Copyright 1995 by Thomas V. Maguire, Ph.D.
All rights reserved, except that permission is hereby granted to freely reproduce and distribute this document, provided that it is reproduced unaltered in its entirety and distributed free of charge.
As a Matter of Personal AUTHORITY,
You Have the Right . . .
- to manage your life according to your own values and judgment.
- to gather information to make intelligent decisions about your recovery.
- to seek help from a variety of sources, unhindered by demands for exclusivity.
- to decline help from anyone without having to justify the decision.
- to have faith in your powers of self restoration — and to seek allies who share it.
- to trust allies in healing as much as any adult can trust another, but no more.
- to be afraid and to avoid what frightens you.
- to decide for yourself whether, when, and where to confront your fear.
- to learn by experimenting, that is, to make mistakes.
For the Preservation of Personal BOUNDARIES,
You Have the Right . . .
- to be touched only with your permission, and only in ways that are comfortable.
- to choose to speak or remain silent, about any topic or at any moment.
- to choose to accept or decline feedback, suggestions, or interpretations.
- to ask for help in healing, without having to accept help with work, play, or love.
- to challenge any crossing of your boundaries.
- to take appropriate action to end any trespass that does not cease when challenged.
In the Sphere of Personal COMMUNICATION,
You Have the Right . . .
- to ask for explanation of communications you do not understand.
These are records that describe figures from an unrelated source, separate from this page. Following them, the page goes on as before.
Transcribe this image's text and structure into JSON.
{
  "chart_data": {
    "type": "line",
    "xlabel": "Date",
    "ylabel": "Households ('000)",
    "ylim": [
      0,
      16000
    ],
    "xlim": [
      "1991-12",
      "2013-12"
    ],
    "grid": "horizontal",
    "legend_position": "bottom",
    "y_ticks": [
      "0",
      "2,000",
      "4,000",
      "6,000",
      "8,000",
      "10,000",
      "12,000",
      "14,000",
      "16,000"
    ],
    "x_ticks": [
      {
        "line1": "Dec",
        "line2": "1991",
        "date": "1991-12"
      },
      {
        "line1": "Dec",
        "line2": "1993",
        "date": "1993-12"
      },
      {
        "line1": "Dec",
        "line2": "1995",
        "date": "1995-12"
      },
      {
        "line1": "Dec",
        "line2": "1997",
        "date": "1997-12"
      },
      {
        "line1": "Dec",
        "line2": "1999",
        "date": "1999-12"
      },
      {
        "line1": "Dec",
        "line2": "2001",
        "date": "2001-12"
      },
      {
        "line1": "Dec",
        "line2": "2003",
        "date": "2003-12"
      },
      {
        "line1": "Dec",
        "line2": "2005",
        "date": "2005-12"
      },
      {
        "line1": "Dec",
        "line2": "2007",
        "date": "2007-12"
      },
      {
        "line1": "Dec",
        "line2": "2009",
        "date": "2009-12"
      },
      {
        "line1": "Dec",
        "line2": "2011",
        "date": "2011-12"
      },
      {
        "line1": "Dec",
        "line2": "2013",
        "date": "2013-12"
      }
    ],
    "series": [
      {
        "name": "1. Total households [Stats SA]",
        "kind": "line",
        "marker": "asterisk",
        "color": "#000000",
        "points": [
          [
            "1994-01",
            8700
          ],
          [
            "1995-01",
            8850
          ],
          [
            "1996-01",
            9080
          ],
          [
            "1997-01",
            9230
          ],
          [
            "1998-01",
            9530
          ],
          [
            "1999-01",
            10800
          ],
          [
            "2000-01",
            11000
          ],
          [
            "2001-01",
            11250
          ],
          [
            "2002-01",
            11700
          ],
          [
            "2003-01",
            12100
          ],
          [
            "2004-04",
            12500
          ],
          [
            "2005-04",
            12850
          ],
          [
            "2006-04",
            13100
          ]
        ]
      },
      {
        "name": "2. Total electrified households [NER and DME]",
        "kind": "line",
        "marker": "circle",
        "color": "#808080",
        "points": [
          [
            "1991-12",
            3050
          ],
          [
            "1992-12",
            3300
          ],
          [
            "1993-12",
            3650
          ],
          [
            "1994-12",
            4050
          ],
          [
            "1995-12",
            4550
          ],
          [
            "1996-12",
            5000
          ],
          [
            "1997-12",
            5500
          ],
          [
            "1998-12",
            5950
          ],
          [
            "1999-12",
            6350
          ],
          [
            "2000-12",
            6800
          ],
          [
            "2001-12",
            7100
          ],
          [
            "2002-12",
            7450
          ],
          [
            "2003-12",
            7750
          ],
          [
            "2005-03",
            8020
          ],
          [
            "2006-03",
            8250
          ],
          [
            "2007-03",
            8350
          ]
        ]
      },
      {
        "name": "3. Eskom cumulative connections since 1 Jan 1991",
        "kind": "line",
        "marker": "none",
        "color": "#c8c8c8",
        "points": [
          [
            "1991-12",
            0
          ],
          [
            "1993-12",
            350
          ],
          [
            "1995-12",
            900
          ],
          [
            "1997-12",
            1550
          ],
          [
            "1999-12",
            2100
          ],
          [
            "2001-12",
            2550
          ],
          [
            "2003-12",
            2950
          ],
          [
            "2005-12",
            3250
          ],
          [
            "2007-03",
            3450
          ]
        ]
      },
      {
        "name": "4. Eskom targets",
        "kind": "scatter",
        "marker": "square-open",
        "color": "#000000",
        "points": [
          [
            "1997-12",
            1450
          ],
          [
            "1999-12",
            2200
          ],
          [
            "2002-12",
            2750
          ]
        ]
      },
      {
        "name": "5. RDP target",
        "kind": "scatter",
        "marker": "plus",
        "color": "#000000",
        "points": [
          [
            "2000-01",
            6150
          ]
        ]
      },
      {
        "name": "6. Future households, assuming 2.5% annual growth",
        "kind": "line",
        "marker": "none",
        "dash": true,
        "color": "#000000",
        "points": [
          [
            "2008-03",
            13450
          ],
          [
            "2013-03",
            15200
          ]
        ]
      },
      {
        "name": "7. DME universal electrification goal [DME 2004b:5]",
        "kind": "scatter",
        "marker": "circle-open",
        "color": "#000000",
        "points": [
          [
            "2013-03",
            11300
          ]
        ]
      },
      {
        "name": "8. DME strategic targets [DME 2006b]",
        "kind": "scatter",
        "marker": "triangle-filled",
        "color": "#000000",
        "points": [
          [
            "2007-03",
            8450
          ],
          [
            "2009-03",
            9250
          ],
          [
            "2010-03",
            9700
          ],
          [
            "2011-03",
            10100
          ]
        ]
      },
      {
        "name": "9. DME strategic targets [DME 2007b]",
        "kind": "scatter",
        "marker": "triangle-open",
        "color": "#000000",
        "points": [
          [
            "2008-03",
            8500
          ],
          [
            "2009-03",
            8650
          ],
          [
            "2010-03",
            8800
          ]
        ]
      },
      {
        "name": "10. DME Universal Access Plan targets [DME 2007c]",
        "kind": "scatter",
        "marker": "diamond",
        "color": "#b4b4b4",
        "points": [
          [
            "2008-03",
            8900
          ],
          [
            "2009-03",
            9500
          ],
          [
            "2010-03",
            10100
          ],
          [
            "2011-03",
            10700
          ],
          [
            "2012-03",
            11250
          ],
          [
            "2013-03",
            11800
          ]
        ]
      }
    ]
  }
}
- to express a contrary view when you do understand and you disagree.
- to acknowledge your feelings, without having to justify them as assertions of fact or actions affecting others.
- to ask for changes when your needs are not being met.
- to speak of your experience, with respect for your doubts and uncertainties.
- to resolve doubt without deferring to the views or wishes of anyone.
Specific to the DOMAIN of Psychotherapy,
You Have the Right . . .
- to hire a therapist or counselor as coach, not boss, of your recovery.
- to receive expert and faithful assistance in healing from your therapist.
- to be assured that your therapist will refuse to engage in any other relationship with you — business, social, or sexual — for life.
- to be secure against revelation of anything you have disclosed to your therapist, unless a court of law commands it.
- to have your therapist’s undivided loyalty in relation to any and all perpetrators, abusers, or oppressors.
- to receive informative answers to questions about your condition, your hopes for recovery, the goals and methods of treatment, the therapist’s qualifications.
- to have a strong interest by your therapist in your safety, with a readiness to use all legal means to neutralize an imminent threat to your life or someone else’s.
- to have your therapist’s commitment to you not depend on your “good behavior,” unless criminal activity or ongoing threats to safety are involved.
- to know reliably the times of sessions and of your therapist’s availability, including, if you so desire, a commitment to work together for a set term.
- to telephone your therapist between regular scheduled sessions, in urgent need, and have the call returned within a reasonable time.
- to be taught skills that lessen risk of retraumatization: (a) containment (reliable temporal/spatial boundaries for recovery work); (b) systematic relaxation; (c) control of attention and imagery (through trance or other techniques).
- to reasonable physical comfort during sessions.